1. Turn to independent media

Platforms such as SubStack have given a home to genuine and independent journalists such as Matt Taibbi and Bari Weiss, among many others, who provide balanced and nuanced takes on political matters.

2. Subscribe

Media outlets that move away from the ad model towards a solid subscription model, tend to have a business model that is more aligned with quality journalism than one that’s based on eyeballs alone. However, with any subscription model, we need to watch that outlets don’t fall victim to pandering to their subscribers and putting out biased takes that will ensure renewal — this is true of both large and small subscription-driven networks)

3. Aggregate

When you consume news from multiple sources, preferably from across the political spectrum, you develop better judgment to ascertain what’s probably true, or at least, more true.

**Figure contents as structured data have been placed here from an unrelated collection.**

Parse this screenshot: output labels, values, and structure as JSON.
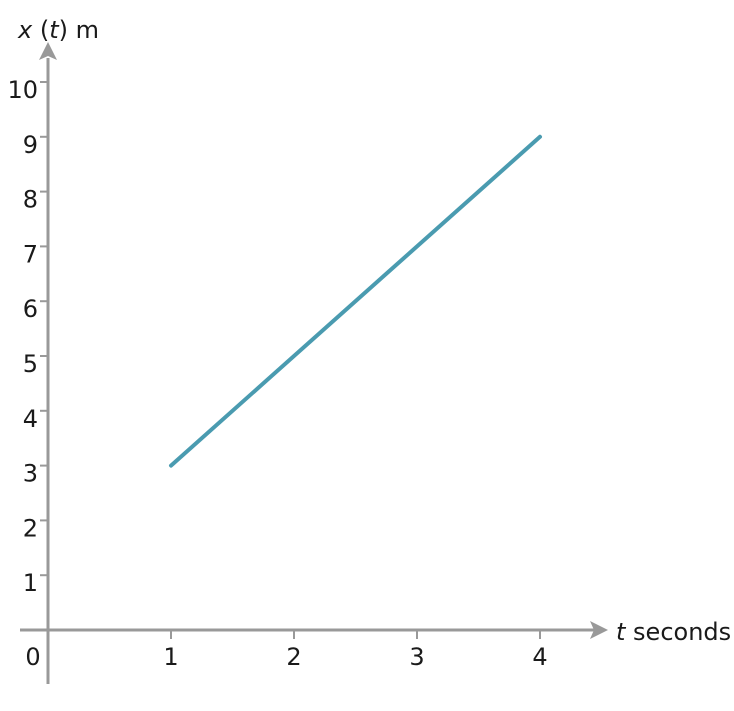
{
  "chart_data": {
    "type": "line",
    "xlabel": {
      "variable": "t",
      "unit": " seconds"
    },
    "ylabel": {
      "variable": "x",
      "open": " (",
      "arg": "t",
      "close": ")",
      "unit": " m"
    },
    "origin_label": "0",
    "xlim": [
      0,
      4.4
    ],
    "ylim": [
      -1,
      10.6
    ],
    "x_ticks": [
      1,
      2,
      3,
      4
    ],
    "y_ticks": [
      1,
      2,
      3,
      4,
      5,
      6,
      7,
      8,
      9,
      10
    ],
    "series": [
      {
        "x": [
          1,
          4
        ],
        "y": [
          3,
          9
        ],
        "color": "#4A9BB0"
      }
    ],
    "grid": false,
    "axis_color": "#999999"
  }
}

As Nobel prize winner Daniel Kahneman observed in his latest book Noise: A Flaw in Human Judgment, you can improve decisions by aggregating multiple independent judgments.

4. Watch Out for Bias

If you’re uncertain whether what you’re reading or consuming is biased in any way, you can use Rand’s Media Bias tool to help gauge bias. When an outlet is extremely biased, it is going to be incentivized to ‘massage’ the truth in order to appeal to its audience and ideology.

5. Values

Finally, and perhaps a little optimistically, we can look to the values of either the publication or the journalist behind the story. This is something we might gauge over time, but given how irrational human beings really are, and our propensity to fall victim to all manner of psychological vulnerabilities and biases, perhaps not something we can judge all that well.

With that, having spent the last several hours writing this, it’s time for me to check WhatsApp. Dopamine hits are waiting.